Marty sighed as he switched off the radio. The signal had been in and out.
Since …
He couldn’t remember when. Silence was good. He should be home soon. He rubbed his eyes and cracked his window, allowing a blast of frigid air to shock him awake. He shivered and stared at the barely illuminated triangle of snow-coated road up ahead. It was getting blustery out there. “Blustery.” He chuckled. That was a word he hadn’t heard in a long time.
Since …
This felt so familiar. This abandoned stretch of highway. This storm. He rolled the window back up. He was freezing. And still tired. It seemed this trip would never end. This endless Christmas Eve. How long had he been driving? He glanced at his watch, tapping on the cracked face.
The snow picked up, pelting the windshield, and Marty switched the wipers from intermittent to steady on the highest speed, cussing himself that he hadn’t taken time to replace the dry-rotted rubber wiper blades. He peeled another paper towel off the roll he kept in the unoccupied passenger seat and leaned forward to swipe at the fog on the inside, then angrily wadded the paper towel—a decorative holiday roll–tossing it into the growing pile of paper towel balls now overflowing from the floorboard up into the passenger seat. A floor filled with wads of white paper covered in judgmental snowmen’s faces staring up at him. He was surprised to see there were still so many paper towels left on the roll. Damn his incessant procrastination. He’d meant to have his defroster fixed a while back.
Visibility was nearing zero, so he switched to high beams. The headlights glared against the wall of falling snow which made it worse.
He couldn’t wait to get home. He glanced over his shoulder at the oversized package hogging the entire back of the car, wrapped by the good folks at Baby World—white sparkly paper with tiny red Baby World logos every so often and an enormous red bow, shaped like a baby bootie. He knew it was cheesy; but Julie would love it. It had briefly entered his mind to covertly assemble the gift in the garage that very evening so when they arose early tomorrow morning, he could act surprised.
“Look what Santa brought!” he would tease. The look on her face when she saw the crib—the white Jenny Lind with solid wood spindles they were saving to buy—would be priceless. It took three of them to wrestle that monster into the combined back seat and cargo area of his rusted-out hatchback. It was worth all the overtime hours he had worked. He hoped the camera had film in it for the priceless Kodak moment.

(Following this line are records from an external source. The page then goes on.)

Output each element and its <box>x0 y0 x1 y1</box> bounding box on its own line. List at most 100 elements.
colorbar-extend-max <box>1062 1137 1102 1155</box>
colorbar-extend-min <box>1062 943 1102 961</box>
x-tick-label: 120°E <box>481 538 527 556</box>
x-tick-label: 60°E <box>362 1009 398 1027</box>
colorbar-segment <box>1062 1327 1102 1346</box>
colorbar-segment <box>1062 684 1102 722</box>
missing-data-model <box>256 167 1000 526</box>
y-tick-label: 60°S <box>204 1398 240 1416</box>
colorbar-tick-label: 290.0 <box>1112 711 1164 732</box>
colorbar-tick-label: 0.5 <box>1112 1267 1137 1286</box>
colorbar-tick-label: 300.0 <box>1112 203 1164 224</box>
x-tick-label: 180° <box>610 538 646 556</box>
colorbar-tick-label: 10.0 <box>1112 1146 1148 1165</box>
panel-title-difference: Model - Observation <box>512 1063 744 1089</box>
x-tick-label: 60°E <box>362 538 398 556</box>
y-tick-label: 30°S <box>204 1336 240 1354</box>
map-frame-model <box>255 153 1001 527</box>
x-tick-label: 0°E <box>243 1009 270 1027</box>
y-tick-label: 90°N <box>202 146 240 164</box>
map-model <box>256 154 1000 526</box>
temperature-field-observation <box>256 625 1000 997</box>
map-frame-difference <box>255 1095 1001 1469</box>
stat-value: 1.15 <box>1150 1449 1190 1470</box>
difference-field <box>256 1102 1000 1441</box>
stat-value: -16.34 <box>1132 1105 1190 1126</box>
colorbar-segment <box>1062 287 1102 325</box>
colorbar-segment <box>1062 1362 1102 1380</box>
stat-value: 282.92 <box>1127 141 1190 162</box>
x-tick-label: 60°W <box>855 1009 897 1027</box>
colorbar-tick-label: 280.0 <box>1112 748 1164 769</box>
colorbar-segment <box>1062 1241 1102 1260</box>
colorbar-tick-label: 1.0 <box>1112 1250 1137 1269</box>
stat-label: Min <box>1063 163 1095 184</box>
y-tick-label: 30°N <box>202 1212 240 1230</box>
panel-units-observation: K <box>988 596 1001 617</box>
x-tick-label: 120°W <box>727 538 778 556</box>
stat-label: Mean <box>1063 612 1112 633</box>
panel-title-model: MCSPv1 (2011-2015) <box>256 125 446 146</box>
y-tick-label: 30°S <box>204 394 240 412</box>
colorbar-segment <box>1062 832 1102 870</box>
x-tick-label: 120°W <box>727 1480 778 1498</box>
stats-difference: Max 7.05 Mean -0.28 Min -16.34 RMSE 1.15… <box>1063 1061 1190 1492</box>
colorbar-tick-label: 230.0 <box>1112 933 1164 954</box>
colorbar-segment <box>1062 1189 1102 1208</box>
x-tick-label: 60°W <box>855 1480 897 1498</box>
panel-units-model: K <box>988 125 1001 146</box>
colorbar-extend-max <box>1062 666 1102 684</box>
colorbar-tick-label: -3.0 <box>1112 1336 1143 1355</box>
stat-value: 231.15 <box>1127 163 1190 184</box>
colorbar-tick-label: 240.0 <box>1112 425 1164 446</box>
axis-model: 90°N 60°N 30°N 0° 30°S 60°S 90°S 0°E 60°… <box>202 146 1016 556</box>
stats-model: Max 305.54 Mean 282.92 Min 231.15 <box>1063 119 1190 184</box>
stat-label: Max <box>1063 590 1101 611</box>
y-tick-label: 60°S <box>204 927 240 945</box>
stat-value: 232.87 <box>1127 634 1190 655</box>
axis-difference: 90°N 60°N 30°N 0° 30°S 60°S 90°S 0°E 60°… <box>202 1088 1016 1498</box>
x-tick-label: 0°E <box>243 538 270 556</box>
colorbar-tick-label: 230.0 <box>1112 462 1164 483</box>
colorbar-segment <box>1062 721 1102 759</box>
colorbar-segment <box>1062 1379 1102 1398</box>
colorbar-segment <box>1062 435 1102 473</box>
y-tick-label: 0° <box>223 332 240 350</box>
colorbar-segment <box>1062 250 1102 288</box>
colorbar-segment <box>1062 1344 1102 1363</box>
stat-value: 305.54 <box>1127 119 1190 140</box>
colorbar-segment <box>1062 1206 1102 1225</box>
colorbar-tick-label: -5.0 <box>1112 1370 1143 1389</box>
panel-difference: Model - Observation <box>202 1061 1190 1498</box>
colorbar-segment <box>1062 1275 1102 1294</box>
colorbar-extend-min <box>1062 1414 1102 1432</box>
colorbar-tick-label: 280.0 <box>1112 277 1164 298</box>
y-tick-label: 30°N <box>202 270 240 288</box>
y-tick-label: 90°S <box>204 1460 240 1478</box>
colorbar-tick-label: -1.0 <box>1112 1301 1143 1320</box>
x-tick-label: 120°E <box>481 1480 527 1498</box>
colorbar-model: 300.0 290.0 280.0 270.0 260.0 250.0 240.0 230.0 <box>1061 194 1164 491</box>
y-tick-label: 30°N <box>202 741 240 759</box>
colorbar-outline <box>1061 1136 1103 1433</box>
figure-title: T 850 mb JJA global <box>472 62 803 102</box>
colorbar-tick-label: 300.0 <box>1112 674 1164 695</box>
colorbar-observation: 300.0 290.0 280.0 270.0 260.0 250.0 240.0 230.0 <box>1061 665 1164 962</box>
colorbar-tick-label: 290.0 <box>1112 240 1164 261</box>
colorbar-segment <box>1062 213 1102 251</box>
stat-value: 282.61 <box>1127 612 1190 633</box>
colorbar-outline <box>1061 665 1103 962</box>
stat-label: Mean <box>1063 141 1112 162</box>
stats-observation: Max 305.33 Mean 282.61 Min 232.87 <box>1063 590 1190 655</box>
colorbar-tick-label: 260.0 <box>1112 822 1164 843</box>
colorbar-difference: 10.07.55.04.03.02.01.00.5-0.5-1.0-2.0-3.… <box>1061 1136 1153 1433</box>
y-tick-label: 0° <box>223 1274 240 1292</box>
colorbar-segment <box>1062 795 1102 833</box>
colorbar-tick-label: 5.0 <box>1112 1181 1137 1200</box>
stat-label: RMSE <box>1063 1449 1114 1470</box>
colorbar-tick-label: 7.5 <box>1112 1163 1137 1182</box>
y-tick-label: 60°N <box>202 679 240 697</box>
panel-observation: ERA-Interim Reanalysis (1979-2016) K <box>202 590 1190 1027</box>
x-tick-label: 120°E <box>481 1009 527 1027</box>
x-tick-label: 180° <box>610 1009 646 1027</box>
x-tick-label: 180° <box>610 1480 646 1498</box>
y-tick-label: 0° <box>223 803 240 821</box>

A looming shape suddenly leapt onto the road. Marty slammed on the brakes. The car slid and he turned the wheel into the skid, the opposite of one’s instincts, just like his mother had taught him on those blustery afternoon driving lessons when he was a junior in high school way back …
He righted the trajectory of the car, steering it back onto the road, counting his lucky stars. That is when he broadsided a lone buck staring into the oncoming headlights. A deer in the headlights. “Blustery,” he thought. Then darkness.
***
Marty sang along in his resounding bass. He was tone-deaf; but it was one of the things Julie said she loved about him. He didn’t really believe it. Even so, he smiled and sang with gusto.
“We wish you a merry Christ…static-static-static…wish you…static-static…Christmas and…”
Marty sighed as he switched off the radio. The signal had been in and out.
Since …
He couldn’t remember when. Silence was good. He should be home soon.